Quick DR with run_dr_methods
Once you have a PyCytoData
object, you can simply run the method (here, we
will keep using the object created in the tutorials above):
>>> exprs.run_dr_methods(methods = ["PCA", "UMAP", "ICA"])
Running PCA
Running ICA
Running UMAP
>>> type(exprs.reductions)
<class 'CytofDR.dr.Reductions'>
This will already be familiar to you if you are familiar to CytofDR
. Now,
this function automatically adds the expression matrix and cell types to
the object (if the latter is not all None
):
>>> exprs.expression_matrix
array([[ 5.75381927e+01, 1.21189880e+01, 2.75074673e+00, ...,
2.60543274e+02, 1.54974432e+01, 8.29685116e+00],
[ 8.16322708e+01, 2.34020500e+01, 1.57276118e+00, ...,
1.75833466e+02, 2.17522359e+00, 3.34277302e-01],
[ 2.10737019e+01, 4.41922474e+00, -5.81668496e-01, ...,
2.27592499e+02, 6.24691308e-01, -1.94343376e+01],
...,
[ 1.59633112e+01, 9.53633595e+00, 4.49561157e+01, ...,
3.46169220e+02, 2.27766180e+00, 4.33450623e+01],
[ 2.25081215e+01, 8.42314911e+00, 8.56426620e+01, ...,
6.43495300e+02, 5.97545290e+00, 8.84256649e+00],
[ 2.82463398e+01, 7.47339916e+00, 5.64270020e+01, ...,
6.65499023e+02, -7.26899445e-01, 7.11599884e+01]])

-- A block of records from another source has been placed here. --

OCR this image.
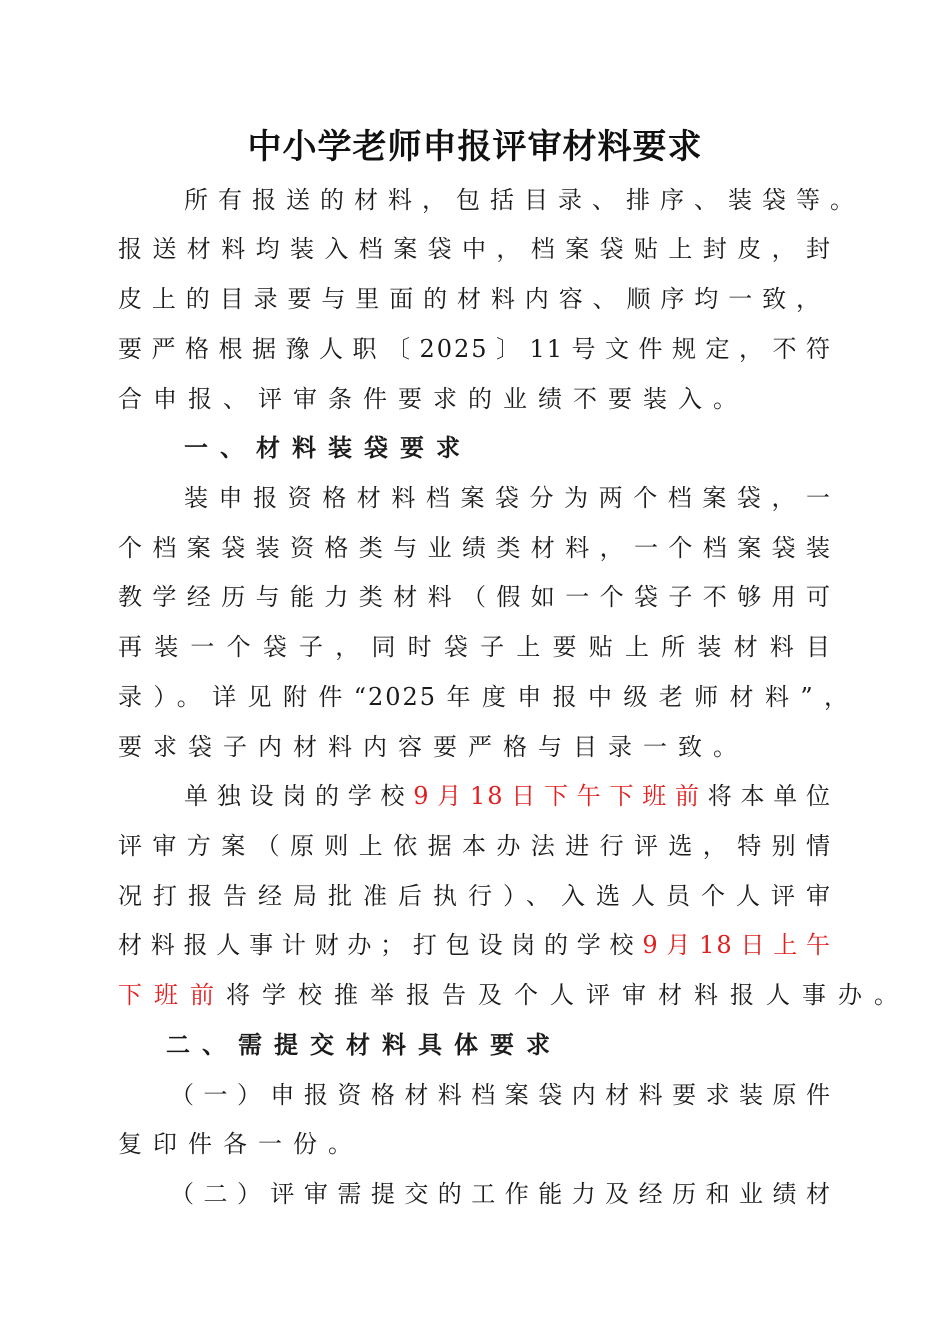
中小学老师申报评审材料要求
所有报送的材料，包括目录、排序、装袋等。
报送材料均装入档案袋中，档案袋贴上封皮，封
皮上的目录要与里面的材料内容、顺序均一致，
要严格根据豫人职〔2025〕11号文件规定，不符
合申报、评审条件要求的业绩不要装入。
一、材料装袋要求
装申报资格材料档案袋分为两个档案袋，一
个档案袋装资格类与业绩类材料，一个档案袋装
教学经历与能力类材料（假如一个袋子不够用可
再装一个袋子，同时袋子上要贴上所装材料目
录）。详见附件“2025年度申报中级老师材料”，
要求袋子内材料内容要严格与目录一致。
单独设岗的学校9月18日下午下班前将本单位
评审方案（原则上依据本办法进行评选，特别情
况打报告经局批准后执行）、入选人员个人评审
材料报人事计财办；打包设岗的学校9月18日上午
下班前将学校推举报告及个人评审材料报人事办。
二、需提交材料具体要求
（一）申报资格材料档案袋内材料要求装原件
复印件各一份。
（二）评审需提交的工作能力及经历和业绩材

>>> exprs.reductions.cell_types
array(['CD11b- Monocyte', 'CD11b- Monocyte', 'CD11b- Monocyte', ...,
'Pre-B I', 'Pre-B I', 'Pre-B I'], dtype='<U17')

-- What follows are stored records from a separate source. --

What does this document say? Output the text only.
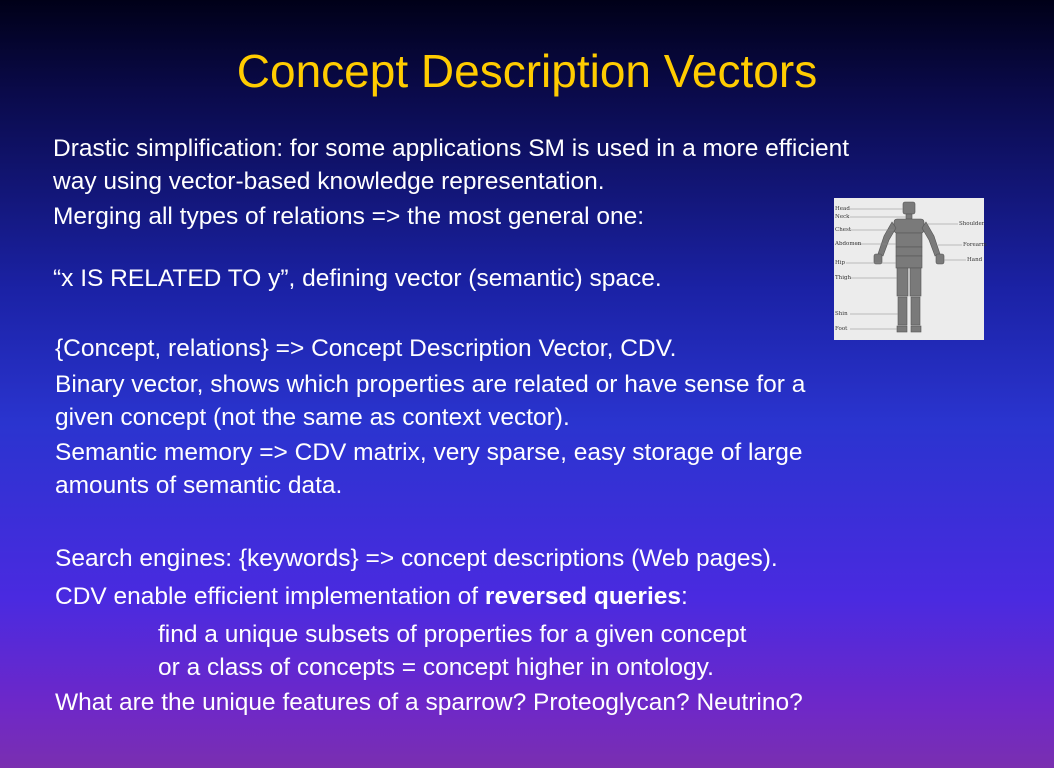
Concept Description Vectors
Drastic simplification: for some applications SM is used in a more efficient
way using vector-based knowledge representation.
Merging all types of relations => the most general one:
“x IS RELATED TO y”, defining vector (semantic) space.
{Concept, relations} => Concept Description Vector, CDV.
Binary vector, shows which properties are related or have sense for a
given concept (not the same as context vector).
Semantic memory => CDV matrix, very sparse, easy storage of large
amounts of semantic data.
Search engines: {keywords} => concept descriptions (Web pages).
CDV enable efficient implementation of reversed queries:
find a unique subsets of properties for a given concept
or a class of concepts = concept higher in ontology.
What are the unique features of a sparrow? Proteoglycan? Neutrino?
Head
Neck
Chest
Abdomen
Hip
Thigh
Shin
Foot
Shoulder
Forearm
Hand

Now, you can proceed with what you will need to do with the Reductions
object:
>>> exprs.reductions.evaluate(category=["Global"])
Evaluating global...
>>> exprs.rank_dr_methods()
{'PCA': 1.5, 'ICA': 2.0, 'UMAP': 2.5}
As you can see, this, really, is just a wrapper for the CytofDR
version to allow you to
run DR directly. Further, the reductions
attribute stores a Reductions
object, meaning that once you’ve run your DR, you can use any Reductions
object features and workflows as usual.
Note
There is one significant caveat to note here: the transform
option is
not implemented here because of the ambiguity that it may cause. This may be
included in a future feature update.
Using Your Own Reductions
Object
As you may wonder whether you can do DR separately in CytofDR
with more
features while still using PyCytoData
, the answer is you can. You can
store your own Reductions
object in the PyCytoData
object:
from CytofDR import dr
>>> results = dr.Reductions()
>>> results.add_reduction(reduction = embedding1, name = "your_dr")
>>> results.add_reduction(reduction = embedding2, name = "your_dr2")
>>> exprs.reductions = results
This effectively combines two objects into one! Now, you can proceed as you wish!